- City: Garmisch-Partenkirchen, Oberbayern
- League: Oberliga (ice hockey)
- Founded: 1923
- Home arena: Olympia-Eissport-Zentrum (capacity: 6,929)
- Colours: Blue, white
- Head coach: Pat Cortina
- Captain: Florian Vollmer
- Website: www.scriessersee.de www.scr.de

= SC Riessersee =

SC Riessersee is a professional ice hockey team based in Garmisch-Partenkirchen, Oberbayern, Germany. They currently play in the Oberliga, the third level of ice hockey in Germany. Prior to the 2013–14 season, they played in the 2nd Bundesliga. They play their home games at the Olympia-Eissport-Zentrum.

The club is the most historic club in the German professional league, with the most German championships.

Famous players who played in the club are the current president of the German Icehockey Federation Franz Reindl and Ignaz Berndaner, both local players and national players and Olympic medallists in the 1976 Olympic games at Innsbruck.

The SC Riessersee has played in its history 26 championship finals, being considered today a cult club in German sports.

== Achievements ==
- German championship:
  - Winners (10): 1927, 1935, 1938, 1941, 1947, 1948, 1950, 1960, 1978, 1981
  - Finalist (16): 1925, 1928, 1929, 1932, 1933, 1934, 1936, 1937, 1942, 1943, 1952, 1953, 1956, 1957, 1958, 1979
- German Oberliga Champion:
  - Winners (1): 2011
- Basler Cup champion (3): 1954, 1955, 1956

==Famous players and coaches==
In the Hall of Fame of the German Ice Hockey Museum are persons who have made a special contribution to the ice hockey sport in Germany. So far 19 players and coaches from the club have been admitted to the Hall of Fame.

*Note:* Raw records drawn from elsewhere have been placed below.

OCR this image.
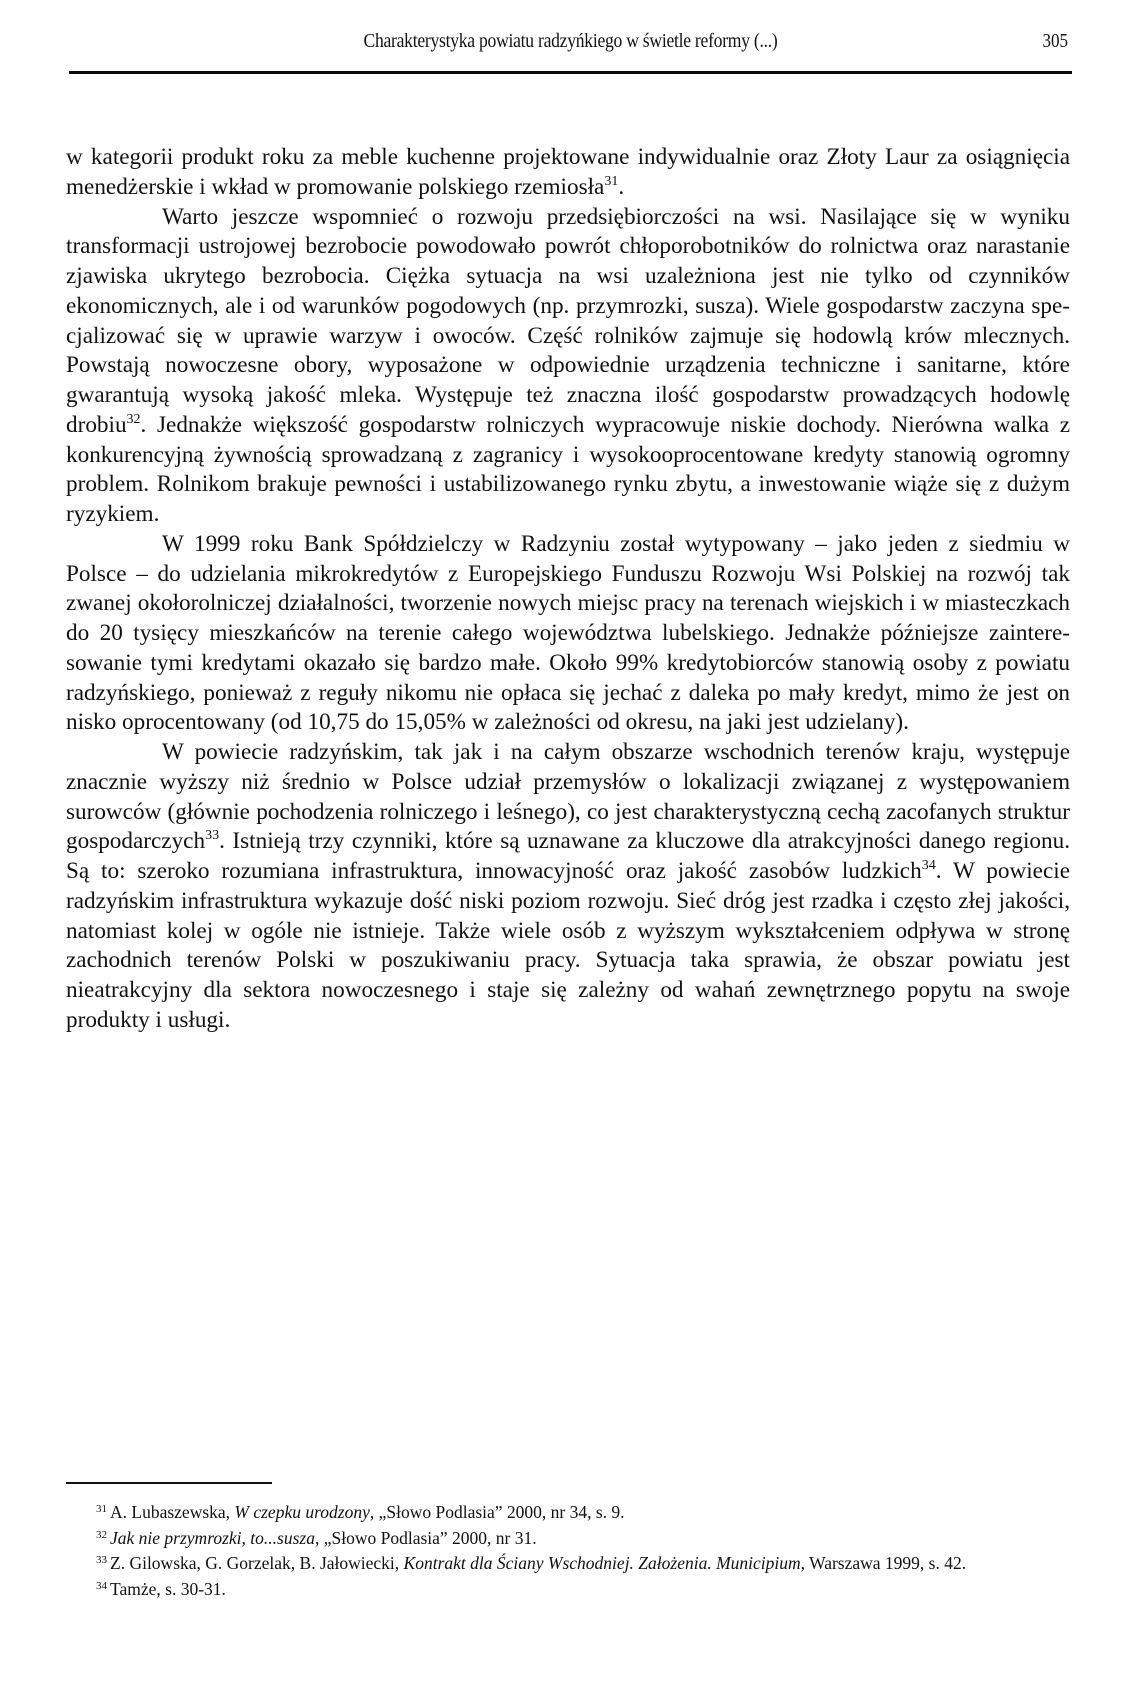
Charakterystyka powiatu radzyńkiego w świetle reformy (...)	305

w kategorii produkt roku za meble kuchenne projektowane indywidualnie oraz Złoty Laur za osiągnięcia menedżerskie i wkład w promowanie polskiego rzemiosła$^{31}$.

Warto jeszcze wspomnieć o rozwoju przedsiębiorczości na wsi. Nasilające się w wyniku transformacji ustrojowej bezrobocie powodowało powrót chłoporobotników do rolnictwa oraz narastanie zjawiska ukrytego bezrobocia. Ciężka sytuacja na wsi uzależniona jest nie tylko od czynników ekonomicznych, ale i od warunków pogodowych (np. przymrozki, susza). Wiele gospodarstw zaczyna specjalizować się w uprawie warzyw i owoców. Część rolników zajmuje się hodowlą krów mlecznych. Powstają nowoczesne obory, wyposażone w odpowiednie urządzenia techniczne i sanitarne, które gwarantują wysoką jakość mleka. Występuje też znaczna ilość gospodarstw prowadzących hodowlę drobiu$^{32}$. Jednakże większość gospodarstw rolniczych wypracowuje niskie dochody. Nierówna walka z konkurencyjną żywnością sprowadzaną z zagranicy i wysokooprocentowane kredyty stanowią ogromny problem. Rolnikom brakuje pewności i ustabilizowanego rynku zbytu, a inwestowanie wiąże się z dużym ryzykiem.

W 1999 roku Bank Spółdzielczy w Radzyniu został wytypowany – jako jeden z siedmiu w Polsce – do udzielania mikrokredytów z Europejskiego Funduszu Rozwoju Wsi Polskiej na rozwój tak zwanej okołorolniczej działalności, tworzenie nowych miejsc pracy na terenach wiejskich i w miasteczkach do 20 tysięcy mieszkańców na terenie całego województwa lubelskiego. Jednakże późniejsze zainteresowanie tymi kredytami okazało się bardzo małe. Około 99% kredytobiorców stanowią osoby z powiatu radzyńskiego, ponieważ z reguły nikomu nie opłaca się jechać z daleka po mały kredyt, mimo że jest on nisko oprocentowany (od 10,75 do 15,05% w zależności od okresu, na jaki jest udzielany).

W powiecie radzyńskim, tak jak i na całym obszarze wschodnich terenów kraju, występuje znacznie wyższy niż średnio w Polsce udział przemysłów o lokalizacji związanej z występowaniem surowców (głównie pochodzenia rolniczego i leśnego), co jest charakterystyczną cechą zacofanych struktur gospodarczych$^{33}$. Istnieją trzy czynniki, które są uznawane za kluczowe dla atrakcyjności danego regionu. Są to: szeroko rozumiana infrastruktura, innowacyjność oraz jakość zasobów ludzkich$^{34}$. W powiecie radzyńskim infrastruktura wykazuje dość niski poziom rozwoju. Sieć dróg jest rzadka i często złej jakości, natomiast kolej w ogóle nie istnieje. Także wiele osób z wyższym wykształceniem odpływa w stronę zachodnich terenów Polski w poszukiwaniu pracy. Sytuacja taka sprawia, że obszar powiatu jest nieatrakcyjny dla sektora nowoczesnego i staje się zależny od wahań zewnętrznego popytu na swoje produkty i usługi.

$^{31}$ A. Lubaszewska, W czepku urodzony, „Słowo Podlasia” 2000, nr 34, s. 9.

$^{32}$ Jak nie przymrozki, to...susza, „Słowo Podlasia” 2000, nr 31.

$^{33}$ Z. Gilowska, G. Gorzelak, B. Jałowiecki, Kontrakt dla Ściany Wschodniej. Założenia. Municipium, Warszawa 1999, s. 42.

$^{34}$ Tamże, s. 30-31.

Bibi Torriani coached SC Riessersee during the 1957–58 season, and was later inducted into the IIHF Hall of Fame as a player.

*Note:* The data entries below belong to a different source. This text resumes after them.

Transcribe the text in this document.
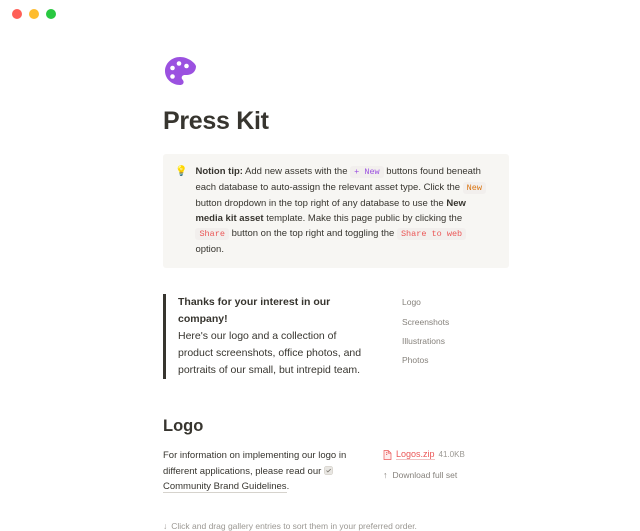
Press Kit
💡 Notion tip: Add new assets with the + New buttons found beneath each database to auto-assign the relevant asset type. Click the New button dropdown in the top right of any database to use the New media kit asset template. Make this page public by clicking the Share button on the top right and toggling the Share to web option.
Thanks for your interest in our company!
Here's our logo and a collection of product screenshots, office photos, and portraits of our small, but intrepid team.
Logo
Screenshots
Illustrations
Photos
Logo
For information on implementing our logo in different applications, please read our Community Brand Guidelines.
Logos.zip 41.0KB
↑ Download full set
↓ Click and drag gallery entries to sort them in your preferred order.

==NHL Players at the SC Riessersee==
At the beginning of October 2012 during the 2012–13 NHL lockout in the National Hockey League, forward Matt D'Agostini of the St. Louis Blues and Rick DiPietro of the New York Islanders played at the SC Riessersee. In November 2012, Ottawa Senators forward, Erik Condra, also joined the team.

Current Chicago Blackhawks forward and olympic silver medallist Dominik Kahun played for SC Riessersee in September and October 2014 in the beginning of his career.